# How to Generate Features by Event[¶](https://knowledge.dataiku.com/latest/courses/advanced-data-prep/events-aggregator/by-event.html#how-to-generate-features-by-event "Permalink to this headline")

In this mode, for each event, all events before this event will be aggregated together. The output will contain one row per event.

For example, we may have a dataset recording sensor activity for different machines. Each row corresponds to an event at a specific timestamp. For any given time, we want to predict how long it will be until the machine will fail. So we need to group the input dataset by machine, and aggregate by event. The output dataset will then have one row per engine and timestamped event.

For reference, the final flow will look like the following. *Note:* in the flow below, we loaded the data into PostgreSQL tables, so the flow begins with PostgreSQL datasets, rather than Uploaded Files datasets.

## Preparing for Events Aggregation[¶](https://knowledge.dataiku.com/latest/courses/advanced-data-prep/events-aggregator/by-event.html#preparing-for-events-aggregation "Permalink to this headline")

The flow begins with four datasets: train observations, test observations, and their corresponding label datasets. Both the train and test observation datasets contain sensor measurements of the engines as well as operational settings conditions. The label datasets contain information on how long it will be before a given engine at a given timestamp will require maintenance.

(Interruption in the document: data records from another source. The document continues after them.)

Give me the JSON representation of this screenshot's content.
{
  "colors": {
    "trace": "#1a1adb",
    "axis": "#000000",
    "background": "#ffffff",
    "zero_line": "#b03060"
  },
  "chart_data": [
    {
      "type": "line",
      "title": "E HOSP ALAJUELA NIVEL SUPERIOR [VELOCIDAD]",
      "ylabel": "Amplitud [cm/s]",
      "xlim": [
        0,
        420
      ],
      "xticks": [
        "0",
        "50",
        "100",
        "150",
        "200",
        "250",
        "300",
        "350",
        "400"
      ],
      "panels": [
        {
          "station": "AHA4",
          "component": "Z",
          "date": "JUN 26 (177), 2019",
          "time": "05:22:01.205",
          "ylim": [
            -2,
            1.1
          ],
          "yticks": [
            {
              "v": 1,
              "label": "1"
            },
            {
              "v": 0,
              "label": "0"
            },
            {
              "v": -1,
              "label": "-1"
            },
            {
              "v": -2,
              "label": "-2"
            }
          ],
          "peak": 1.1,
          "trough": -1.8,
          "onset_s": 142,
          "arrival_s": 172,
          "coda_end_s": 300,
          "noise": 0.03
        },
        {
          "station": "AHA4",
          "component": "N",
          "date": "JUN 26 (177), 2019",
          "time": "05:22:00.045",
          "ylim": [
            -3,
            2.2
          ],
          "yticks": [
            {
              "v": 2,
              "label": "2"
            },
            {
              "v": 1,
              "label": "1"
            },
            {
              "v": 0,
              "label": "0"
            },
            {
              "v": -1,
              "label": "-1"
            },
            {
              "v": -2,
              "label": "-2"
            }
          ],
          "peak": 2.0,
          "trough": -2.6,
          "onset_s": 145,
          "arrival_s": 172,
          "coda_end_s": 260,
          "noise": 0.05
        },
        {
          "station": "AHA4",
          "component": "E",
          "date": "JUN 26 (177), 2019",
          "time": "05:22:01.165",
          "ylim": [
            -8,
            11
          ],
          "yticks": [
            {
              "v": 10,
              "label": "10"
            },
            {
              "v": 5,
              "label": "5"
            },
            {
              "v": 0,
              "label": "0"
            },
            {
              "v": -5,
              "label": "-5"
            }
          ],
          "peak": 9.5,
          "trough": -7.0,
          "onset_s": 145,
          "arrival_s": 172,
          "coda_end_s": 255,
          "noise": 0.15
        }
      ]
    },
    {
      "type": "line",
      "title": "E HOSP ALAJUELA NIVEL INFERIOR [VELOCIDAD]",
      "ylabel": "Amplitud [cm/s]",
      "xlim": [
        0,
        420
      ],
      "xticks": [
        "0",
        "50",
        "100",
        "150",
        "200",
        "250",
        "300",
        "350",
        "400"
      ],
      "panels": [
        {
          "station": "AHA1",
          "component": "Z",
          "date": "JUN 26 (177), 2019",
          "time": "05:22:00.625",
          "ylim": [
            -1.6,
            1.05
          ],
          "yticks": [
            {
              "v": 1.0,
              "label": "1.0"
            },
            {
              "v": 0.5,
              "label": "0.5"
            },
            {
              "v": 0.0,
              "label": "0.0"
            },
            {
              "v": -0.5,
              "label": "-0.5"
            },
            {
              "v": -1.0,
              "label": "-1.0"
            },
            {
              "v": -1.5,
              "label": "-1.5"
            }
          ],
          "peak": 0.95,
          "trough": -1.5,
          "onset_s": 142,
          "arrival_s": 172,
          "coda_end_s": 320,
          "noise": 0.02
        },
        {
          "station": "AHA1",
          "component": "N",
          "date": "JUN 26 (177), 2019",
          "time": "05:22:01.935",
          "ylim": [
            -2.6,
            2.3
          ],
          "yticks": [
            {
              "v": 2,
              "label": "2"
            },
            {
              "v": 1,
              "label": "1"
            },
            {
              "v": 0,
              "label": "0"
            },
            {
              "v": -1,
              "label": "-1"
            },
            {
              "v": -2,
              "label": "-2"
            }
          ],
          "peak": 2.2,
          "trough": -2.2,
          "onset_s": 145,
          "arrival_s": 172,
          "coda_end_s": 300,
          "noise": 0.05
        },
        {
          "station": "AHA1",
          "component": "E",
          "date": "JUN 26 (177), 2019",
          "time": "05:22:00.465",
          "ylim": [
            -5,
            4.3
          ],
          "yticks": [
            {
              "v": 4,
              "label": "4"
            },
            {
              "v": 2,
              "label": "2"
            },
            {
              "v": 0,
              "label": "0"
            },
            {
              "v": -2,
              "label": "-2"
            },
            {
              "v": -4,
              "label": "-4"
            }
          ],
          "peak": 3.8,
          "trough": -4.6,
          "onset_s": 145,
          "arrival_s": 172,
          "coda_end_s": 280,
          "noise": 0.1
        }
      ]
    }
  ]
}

These datasets are based on data simulated by NASA to better understand engine degradation under different operational conditions. We have modified the FD002 sets to include a *time* column. You can download the archive containing our modified files, extract them from the archive, and use them to create four new Uploaded Files datasets. For each dataset, go to the **Schema** tab and click **Infer types from data**.

Next, we can use Sync recipes to sync each of these datasets to SQL datasets, because the plugin works on SQL datasets. Now the *train\_obs* and *test\_obs* SQL datasets are ready for the Events Aggregator.

## Applying the Events Aggregator[¶](https://knowledge.dataiku.com/latest/courses/advanced-data-prep/events-aggregator/by-event.html#applying-the-events-aggregator "Permalink to this headline")

In the Flow, select **+Recipe > Feature factory: events-aggregator** to open the plugin recipe. Set *train\_obs* as the input dataset, create *train\_features* as the output dataset, and create the recipe.

We want to build rolling features for each engine, ending with a dataset that has one row per event per engine, so we define the groups by *engine\_no* and select **By event** as the level of aggregation. We also select *time* as the column that defines when the events occurred.

We’ll allow the recipe to automatically select the raw features, and we won’t define any temporal windows.

Repeat the process, using the *test\_obs* dataset as the input and creating *test\_features* as the output.

## Machine Learning[¶](https://knowledge.dataiku.com/latest/courses/advanced-data-prep/events-aggregator/by-event.html#machine-learning "Permalink to this headline")

The output datasets now have over 100 features. We join the observations datasets with the labeled datasets, and can now directly use the new features for predicting the label in the Visual Machine Learning interface. We deployed a Random Forest to the flow, and used it to score the test set.